Given the capacity of humans to dominate, and in many cases eradicate, other species on our planet, the importance of the relationship between people and the natural environments they inhabit cannot be overstated for biodiversity conservation. Unfortunately, the opportunity to enlist speakers of particular languages in biodiversity conservation is rapidly disappearing as languages are lost at an alarming rate (4). Although linguists have attempted to identify languages in danger of disappearance (36, 37), no system of language ranking in terms of risk can claim the broad attention and authority enjoyed by the IUCN Red List, the main means of evaluating the condition of species. The presence of so many languages in regions of high biodiversity, often spoken only in those regions by relatively small numbers of speakers, suggests that the future of many of these languages and the biodiversity supported by their speech communities is in question in the face of expansion by the cultures and languages of a relatively few dominant societies.

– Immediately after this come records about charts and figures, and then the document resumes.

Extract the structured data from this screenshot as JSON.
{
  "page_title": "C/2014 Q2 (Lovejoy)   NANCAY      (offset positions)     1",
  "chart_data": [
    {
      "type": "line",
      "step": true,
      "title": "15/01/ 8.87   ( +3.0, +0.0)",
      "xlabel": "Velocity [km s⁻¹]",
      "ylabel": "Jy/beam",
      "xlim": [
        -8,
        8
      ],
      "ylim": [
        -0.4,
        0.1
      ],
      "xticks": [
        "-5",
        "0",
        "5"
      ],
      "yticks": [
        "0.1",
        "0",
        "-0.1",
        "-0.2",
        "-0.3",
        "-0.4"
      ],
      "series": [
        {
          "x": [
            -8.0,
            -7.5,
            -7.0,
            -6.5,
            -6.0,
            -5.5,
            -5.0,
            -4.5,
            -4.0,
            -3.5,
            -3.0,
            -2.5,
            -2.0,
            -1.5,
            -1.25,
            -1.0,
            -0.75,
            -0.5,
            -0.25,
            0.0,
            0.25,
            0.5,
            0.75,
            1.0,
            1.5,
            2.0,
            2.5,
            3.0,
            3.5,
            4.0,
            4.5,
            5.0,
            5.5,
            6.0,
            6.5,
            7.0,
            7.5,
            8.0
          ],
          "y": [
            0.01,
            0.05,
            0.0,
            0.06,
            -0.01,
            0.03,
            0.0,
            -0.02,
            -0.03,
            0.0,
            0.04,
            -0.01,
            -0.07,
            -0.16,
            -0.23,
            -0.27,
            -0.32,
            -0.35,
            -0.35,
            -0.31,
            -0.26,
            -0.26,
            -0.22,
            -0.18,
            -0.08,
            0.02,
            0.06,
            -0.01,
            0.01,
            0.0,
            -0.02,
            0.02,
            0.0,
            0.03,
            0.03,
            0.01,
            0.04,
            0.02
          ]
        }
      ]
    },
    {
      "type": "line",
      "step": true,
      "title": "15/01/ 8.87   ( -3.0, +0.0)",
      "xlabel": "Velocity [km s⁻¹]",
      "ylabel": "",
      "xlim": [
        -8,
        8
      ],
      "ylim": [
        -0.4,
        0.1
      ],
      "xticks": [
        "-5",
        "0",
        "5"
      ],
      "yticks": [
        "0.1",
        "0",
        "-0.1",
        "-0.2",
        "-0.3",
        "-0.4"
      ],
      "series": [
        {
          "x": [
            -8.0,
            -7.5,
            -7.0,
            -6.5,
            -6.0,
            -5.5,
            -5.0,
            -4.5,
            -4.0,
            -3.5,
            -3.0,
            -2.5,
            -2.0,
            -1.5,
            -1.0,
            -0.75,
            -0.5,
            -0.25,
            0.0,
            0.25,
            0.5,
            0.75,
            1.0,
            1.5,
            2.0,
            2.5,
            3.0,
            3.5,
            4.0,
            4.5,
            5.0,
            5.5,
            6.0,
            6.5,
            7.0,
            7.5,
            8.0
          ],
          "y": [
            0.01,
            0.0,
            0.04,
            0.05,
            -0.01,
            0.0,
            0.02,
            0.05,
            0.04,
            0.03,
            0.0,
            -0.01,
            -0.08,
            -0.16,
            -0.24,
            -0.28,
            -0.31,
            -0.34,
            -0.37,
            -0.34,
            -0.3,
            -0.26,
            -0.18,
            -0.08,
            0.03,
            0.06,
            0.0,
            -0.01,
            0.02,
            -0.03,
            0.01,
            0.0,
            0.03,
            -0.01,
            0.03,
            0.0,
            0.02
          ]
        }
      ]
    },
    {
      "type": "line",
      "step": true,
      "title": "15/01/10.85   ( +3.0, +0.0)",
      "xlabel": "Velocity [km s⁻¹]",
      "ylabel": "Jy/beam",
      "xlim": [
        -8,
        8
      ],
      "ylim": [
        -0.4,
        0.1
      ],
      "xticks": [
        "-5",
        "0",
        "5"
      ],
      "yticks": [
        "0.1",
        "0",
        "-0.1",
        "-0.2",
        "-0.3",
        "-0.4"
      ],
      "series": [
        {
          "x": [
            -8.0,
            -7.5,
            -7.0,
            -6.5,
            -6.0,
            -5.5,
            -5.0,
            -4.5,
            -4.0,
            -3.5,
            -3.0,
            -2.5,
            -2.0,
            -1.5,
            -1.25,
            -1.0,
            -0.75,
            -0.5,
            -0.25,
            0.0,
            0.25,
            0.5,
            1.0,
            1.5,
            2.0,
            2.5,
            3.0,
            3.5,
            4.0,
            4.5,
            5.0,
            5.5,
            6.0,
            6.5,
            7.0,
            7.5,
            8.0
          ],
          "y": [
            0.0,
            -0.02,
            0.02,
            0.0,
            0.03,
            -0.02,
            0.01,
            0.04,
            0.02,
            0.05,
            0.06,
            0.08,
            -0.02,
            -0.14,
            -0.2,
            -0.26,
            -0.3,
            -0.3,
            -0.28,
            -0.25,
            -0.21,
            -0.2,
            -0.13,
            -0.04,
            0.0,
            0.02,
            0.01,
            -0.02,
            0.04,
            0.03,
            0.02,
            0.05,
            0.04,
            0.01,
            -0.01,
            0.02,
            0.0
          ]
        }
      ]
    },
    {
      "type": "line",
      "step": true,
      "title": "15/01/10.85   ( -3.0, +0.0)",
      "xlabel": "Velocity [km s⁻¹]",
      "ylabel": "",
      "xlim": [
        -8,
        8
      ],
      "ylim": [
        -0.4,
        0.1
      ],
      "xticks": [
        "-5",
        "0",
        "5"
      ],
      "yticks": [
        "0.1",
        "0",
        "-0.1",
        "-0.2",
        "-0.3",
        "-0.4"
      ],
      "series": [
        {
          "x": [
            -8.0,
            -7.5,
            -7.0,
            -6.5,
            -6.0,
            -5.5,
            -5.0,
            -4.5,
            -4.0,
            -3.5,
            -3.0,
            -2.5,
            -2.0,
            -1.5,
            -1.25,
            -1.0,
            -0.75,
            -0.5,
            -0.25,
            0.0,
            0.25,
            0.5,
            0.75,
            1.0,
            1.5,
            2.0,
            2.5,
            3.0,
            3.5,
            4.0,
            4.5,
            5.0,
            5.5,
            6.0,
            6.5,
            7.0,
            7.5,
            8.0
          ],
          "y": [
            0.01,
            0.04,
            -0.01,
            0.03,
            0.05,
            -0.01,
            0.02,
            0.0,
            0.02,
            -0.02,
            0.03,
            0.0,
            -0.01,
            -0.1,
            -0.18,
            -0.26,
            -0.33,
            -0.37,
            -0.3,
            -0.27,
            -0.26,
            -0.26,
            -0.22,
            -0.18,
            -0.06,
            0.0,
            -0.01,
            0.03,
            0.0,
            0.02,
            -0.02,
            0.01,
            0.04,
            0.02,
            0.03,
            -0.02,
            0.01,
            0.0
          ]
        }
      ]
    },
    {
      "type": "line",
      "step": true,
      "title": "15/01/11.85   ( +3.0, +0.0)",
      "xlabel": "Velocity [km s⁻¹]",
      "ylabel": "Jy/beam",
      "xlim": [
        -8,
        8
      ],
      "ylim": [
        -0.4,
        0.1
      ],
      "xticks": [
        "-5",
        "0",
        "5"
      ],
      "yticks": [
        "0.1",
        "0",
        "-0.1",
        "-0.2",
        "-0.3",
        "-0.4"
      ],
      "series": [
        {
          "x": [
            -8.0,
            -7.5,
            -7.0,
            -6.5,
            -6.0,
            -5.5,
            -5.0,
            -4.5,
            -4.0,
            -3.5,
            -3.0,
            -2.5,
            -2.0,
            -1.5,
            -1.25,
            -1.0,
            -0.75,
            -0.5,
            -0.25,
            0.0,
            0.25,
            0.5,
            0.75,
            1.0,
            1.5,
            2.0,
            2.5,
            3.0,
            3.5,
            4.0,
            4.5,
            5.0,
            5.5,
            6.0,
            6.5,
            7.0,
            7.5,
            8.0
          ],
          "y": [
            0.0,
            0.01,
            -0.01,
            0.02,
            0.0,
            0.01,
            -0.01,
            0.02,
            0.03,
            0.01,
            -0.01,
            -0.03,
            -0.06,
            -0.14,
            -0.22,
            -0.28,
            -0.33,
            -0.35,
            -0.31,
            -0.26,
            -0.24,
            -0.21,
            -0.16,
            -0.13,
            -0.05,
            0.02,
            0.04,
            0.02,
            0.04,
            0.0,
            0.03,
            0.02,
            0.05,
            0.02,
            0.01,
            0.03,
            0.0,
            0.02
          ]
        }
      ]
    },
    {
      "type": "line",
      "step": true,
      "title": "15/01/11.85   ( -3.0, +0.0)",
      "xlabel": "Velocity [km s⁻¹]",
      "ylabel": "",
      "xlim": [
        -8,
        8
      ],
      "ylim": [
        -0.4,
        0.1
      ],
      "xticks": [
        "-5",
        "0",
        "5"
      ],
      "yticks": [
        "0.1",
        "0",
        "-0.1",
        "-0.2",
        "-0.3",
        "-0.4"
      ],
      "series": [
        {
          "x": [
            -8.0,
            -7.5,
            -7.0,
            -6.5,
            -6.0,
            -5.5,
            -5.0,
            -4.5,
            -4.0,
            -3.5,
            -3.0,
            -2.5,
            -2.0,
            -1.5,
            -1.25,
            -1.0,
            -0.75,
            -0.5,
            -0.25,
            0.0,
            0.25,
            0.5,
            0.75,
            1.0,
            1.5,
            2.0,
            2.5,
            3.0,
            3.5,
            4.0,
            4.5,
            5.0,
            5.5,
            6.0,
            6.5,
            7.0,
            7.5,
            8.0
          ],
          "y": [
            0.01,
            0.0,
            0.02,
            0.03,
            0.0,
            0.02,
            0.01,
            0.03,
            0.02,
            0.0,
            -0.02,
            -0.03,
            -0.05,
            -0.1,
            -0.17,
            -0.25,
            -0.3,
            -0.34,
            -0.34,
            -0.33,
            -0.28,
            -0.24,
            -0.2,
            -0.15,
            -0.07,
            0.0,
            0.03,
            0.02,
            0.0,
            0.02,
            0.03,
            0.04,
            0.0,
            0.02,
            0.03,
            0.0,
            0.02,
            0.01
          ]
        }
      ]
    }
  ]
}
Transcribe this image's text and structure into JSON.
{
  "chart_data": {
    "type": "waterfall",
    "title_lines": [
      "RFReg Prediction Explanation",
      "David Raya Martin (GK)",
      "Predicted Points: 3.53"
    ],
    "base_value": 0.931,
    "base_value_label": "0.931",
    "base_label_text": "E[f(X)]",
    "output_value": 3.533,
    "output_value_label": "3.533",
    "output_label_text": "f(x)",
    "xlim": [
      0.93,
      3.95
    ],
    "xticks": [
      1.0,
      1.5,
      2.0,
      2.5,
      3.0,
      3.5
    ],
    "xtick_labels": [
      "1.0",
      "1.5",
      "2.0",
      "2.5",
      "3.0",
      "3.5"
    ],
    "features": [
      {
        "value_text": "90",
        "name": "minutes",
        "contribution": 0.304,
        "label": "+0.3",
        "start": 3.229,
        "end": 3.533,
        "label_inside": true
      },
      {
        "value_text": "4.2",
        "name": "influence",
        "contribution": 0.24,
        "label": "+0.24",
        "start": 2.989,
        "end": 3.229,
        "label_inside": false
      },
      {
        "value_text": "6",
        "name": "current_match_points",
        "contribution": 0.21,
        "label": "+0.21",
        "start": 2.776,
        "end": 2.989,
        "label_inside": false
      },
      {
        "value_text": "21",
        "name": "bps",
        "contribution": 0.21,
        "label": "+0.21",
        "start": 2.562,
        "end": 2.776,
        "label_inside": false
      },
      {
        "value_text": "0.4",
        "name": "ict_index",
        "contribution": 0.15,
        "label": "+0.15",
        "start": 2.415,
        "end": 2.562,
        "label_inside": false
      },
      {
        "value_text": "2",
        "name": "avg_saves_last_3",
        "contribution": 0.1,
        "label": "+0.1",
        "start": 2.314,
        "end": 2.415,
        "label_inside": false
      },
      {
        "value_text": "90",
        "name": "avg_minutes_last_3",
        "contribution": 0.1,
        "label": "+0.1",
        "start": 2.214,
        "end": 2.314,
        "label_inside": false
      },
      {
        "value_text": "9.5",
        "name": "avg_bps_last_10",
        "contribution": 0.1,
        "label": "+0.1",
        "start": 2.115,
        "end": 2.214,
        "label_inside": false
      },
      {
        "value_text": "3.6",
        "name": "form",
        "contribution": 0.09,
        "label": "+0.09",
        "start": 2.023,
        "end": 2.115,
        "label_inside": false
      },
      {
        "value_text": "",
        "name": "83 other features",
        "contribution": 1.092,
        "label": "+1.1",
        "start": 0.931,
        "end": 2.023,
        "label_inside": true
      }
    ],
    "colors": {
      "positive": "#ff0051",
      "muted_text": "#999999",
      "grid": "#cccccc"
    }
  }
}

Although different processes may have given rise to the diversification of languages, cultures, and species in different areas, similar forces currently appear to be driving biological extinctions and cultural/linguistic homogenization. Broad changes in the form of habitat loss because of large-scale human impacts from an expanding industrialized global economy also represent potential risks to languages and their associated cultures, similar to the impacts of the European expansion mentioned above. Our analysis reveals that for many conservation priorities and languages, efforts to maintain particular biodiversity targets in particular locations could benefit one or more languages in the same place, and vice versa. The co-occurrence of linguistic (and, in many ways, cultural) and biological diversity identified in this study is fortuitous in that it provides the basis for bringing together organizations and researchers focusing on biodiversity conservation and those concerned with linguistic and cultural conservation in particular regions (38). Adopting a shared framework for integrating biological and linguistic conservation goals will facilitate monitoring the status of species and languages at the same time as it may lead to better understanding of how humans interact with ecosystems. Indeed, it may be impossible to achieve large-scale conservation of species and the ecosystems that contain them without incorporating resident languages and the cultures they represent into biodiversity conservation strategies.